The percentage of married people living with their parents tended to be higher in rural areas than in urban areas, the ministry said.
In the six special municipalities, 16 to 22 percent of married people aged 35 to 54 lived with their parents, compared with 26 to 33 percent in rural areas in central and southern Taiwan.
Fewer married people in urban areas live with their parents, because they tend to value their independence more, the ministry said.
They also have to deal with smaller apartments that make it harder for extended families to live together, it added.
Many houses in rural parts of central and southern Taiwan are multistory townhouses that can accommodate more people, it said.
Such structures allow married couples to live with their parents, but still enjoy a degree of independence by having one floor of the house to themselves, the ministry said.
Among the nation’s 22 cities and counties, Kinmen (33.79 percent), Yunlin (33.34 percent) and Chiayi (32.74 percent) counties had the highest ratios of potentially independent married people living with their parents, the ministry said.
Keelung (15.82 percent), Hsinchu (15.96 percent) and New Taipei City (16.71 percent) had the lowest ratios, it said.

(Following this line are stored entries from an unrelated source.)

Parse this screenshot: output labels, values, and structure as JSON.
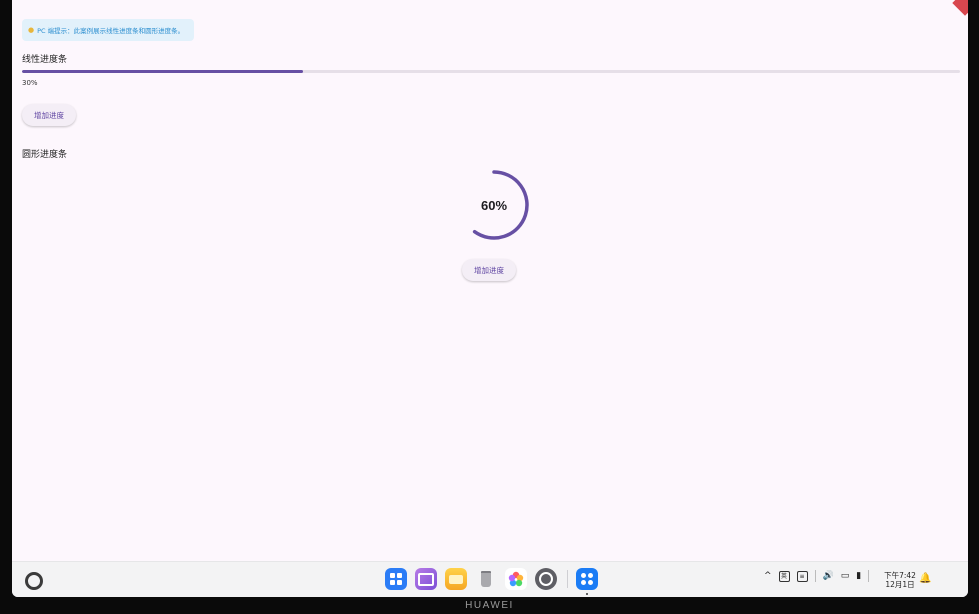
{
  "hint": {
    "icon": "lightbulb-icon",
    "text": "PC 端提示：此案例展示线性进度条和圆形进度条。"
  },
  "linear": {
    "title": "线性进度条",
    "progress": 0.3,
    "percent_text": "30%",
    "button_label": "增加进度"
  },
  "circular": {
    "title": "圆形进度条",
    "progress": 0.6,
    "percent_text": "60%",
    "button_label": "增加进度"
  },
  "colors": {
    "accent": "#6750a4",
    "track": "#e6dfe8",
    "background": "#fdf7fd",
    "hint_bg": "#e2f1fb",
    "hint_text": "#2d8fd0"
  },
  "taskbar": {
    "apps": [
      {
        "name": "app-center-icon",
        "color": "#2b7cf6"
      },
      {
        "name": "gallery-icon",
        "color": "#9b59d6"
      },
      {
        "name": "files-icon",
        "color": "#f5b62c"
      },
      {
        "name": "trash-icon",
        "color": "#9e9e9e"
      },
      {
        "name": "photos-icon",
        "color": "#ffffff"
      },
      {
        "name": "settings-icon",
        "color": "#6d6d73"
      }
    ],
    "pinned_app": {
      "name": "app-launcher-icon",
      "color": "#1b7cf5"
    },
    "tray": {
      "input_method": "英"
    },
    "clock": {
      "time": "下午7:42",
      "date": "12月1日"
    }
  },
  "device_brand": "HUAWEI"
}
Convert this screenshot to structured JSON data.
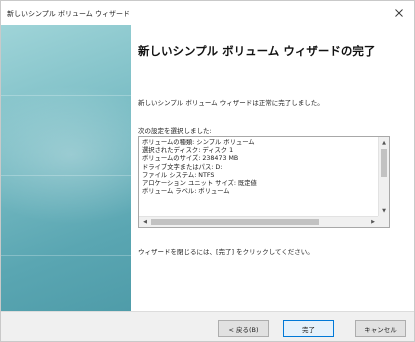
{
  "window": {
    "title": "新しいシンプル ボリューム ウィザード"
  },
  "page": {
    "heading": "新しいシンプル ボリューム ウィザードの完了",
    "description": "新しいシンプル ボリューム ウィザードは正常に完了しました。",
    "settings_label": "次の設定を選択しました:",
    "settings": [
      "ボリュームの種類: シンプル ボリューム",
      "選択されたディスク: ディスク 1",
      "ボリュームのサイズ: 238473 MB",
      "ドライブ文字またはパス: D:",
      "ファイル システム: NTFS",
      "アロケーション ユニット サイズ: 既定値",
      "ボリューム ラベル: ボリューム"
    ],
    "finish_hint": "ウィザードを閉じるには、[完了] をクリックしてください。"
  },
  "buttons": {
    "back": "< 戻る(B)",
    "finish": "完了",
    "cancel": "キャンセル"
  },
  "icons": {
    "close": "close-icon",
    "scroll_up": "scroll-up-icon",
    "scroll_down": "scroll-down-icon",
    "scroll_left": "scroll-left-icon",
    "scroll_right": "scroll-right-icon"
  },
  "colors": {
    "side_panel": "#79bcc4",
    "primary_button_border": "#0078d7"
  }
}
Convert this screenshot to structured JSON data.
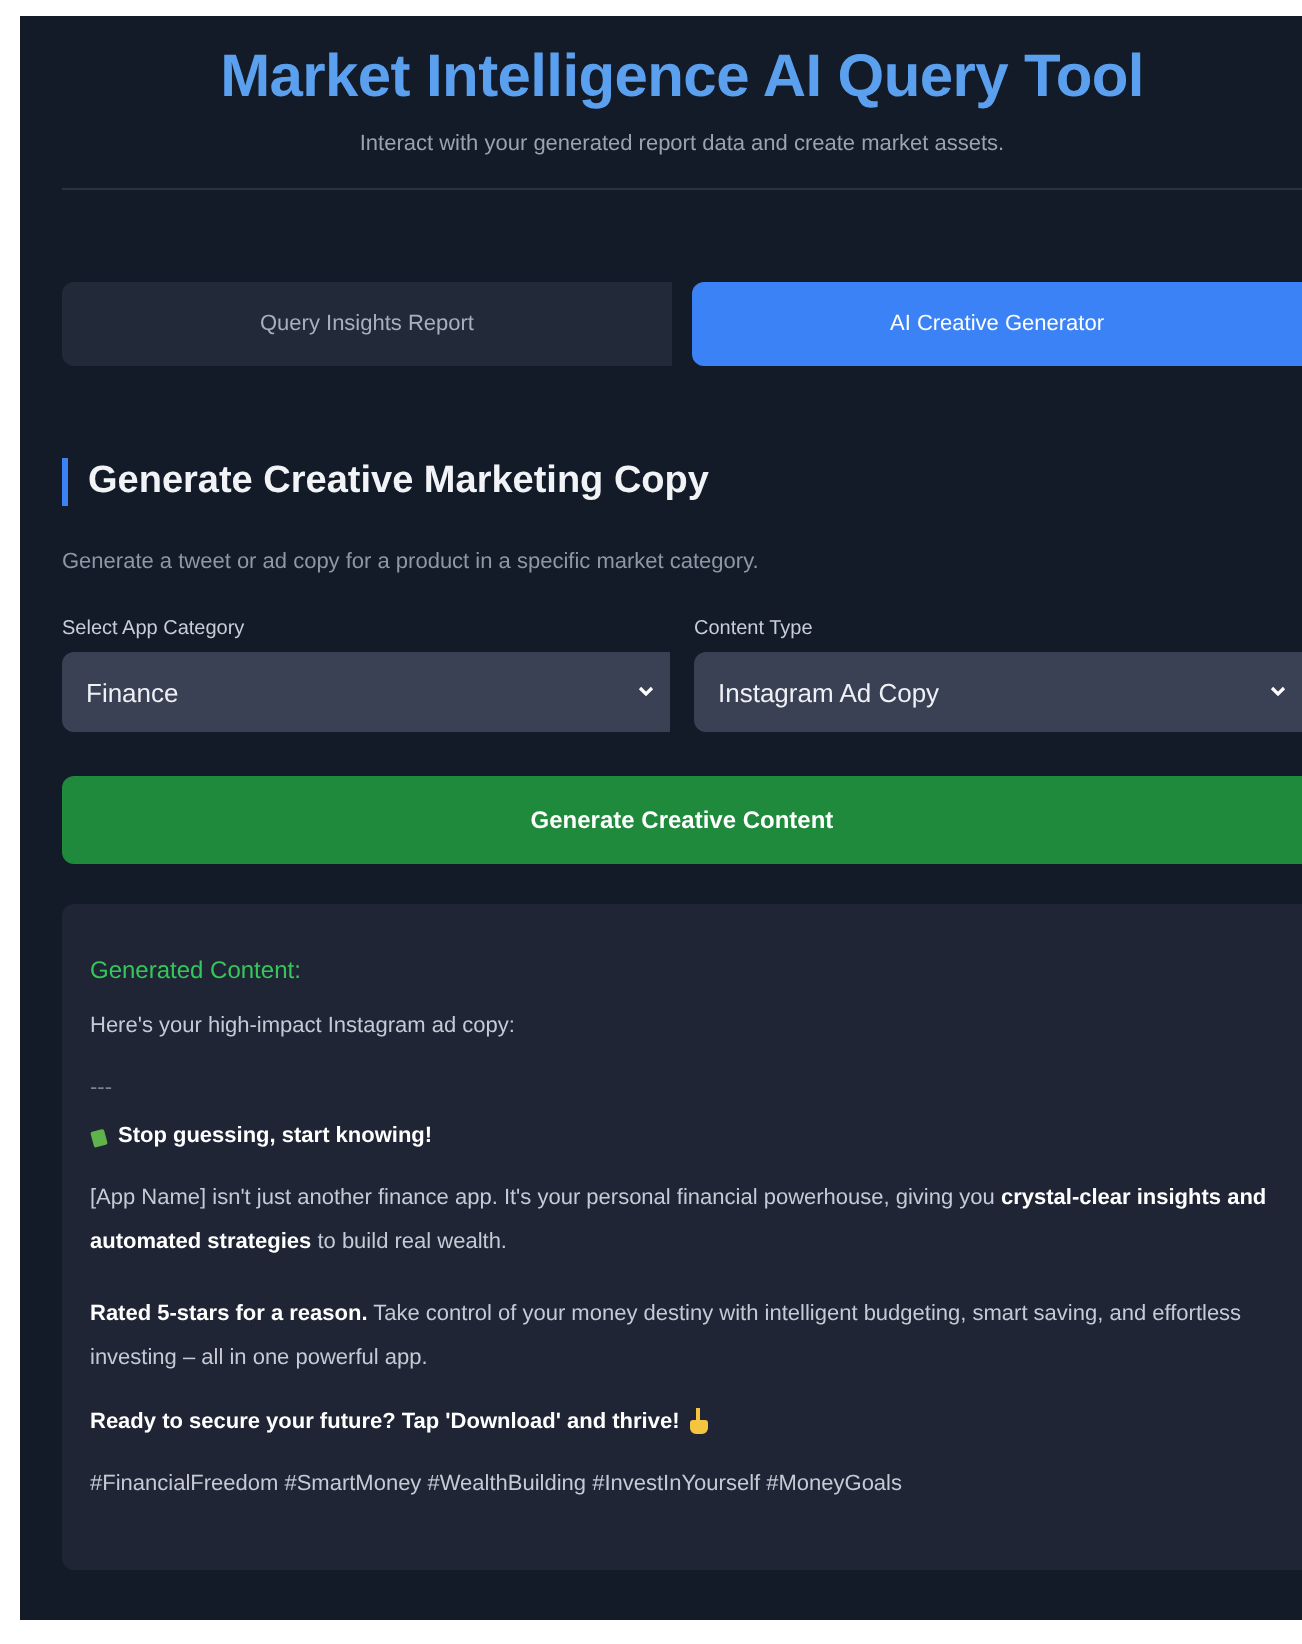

In Yunlin and Chiayi — where agriculture is the main source of income — people tend to stay to help cultivate their family’s land, the ministry said, adding that it is also easier for married people to live with their parents to take care of them.
Many Keelung natives tend to move to bigger neighboring cities to find work and start their own families, the ministry said.
New Taipei City attracts many people from other parts of the nation to work and start families, also leading to a lower proportion of married people living with their parents, as does Hsinchu, home to one of the nation’s biggest science parks, the ministry said.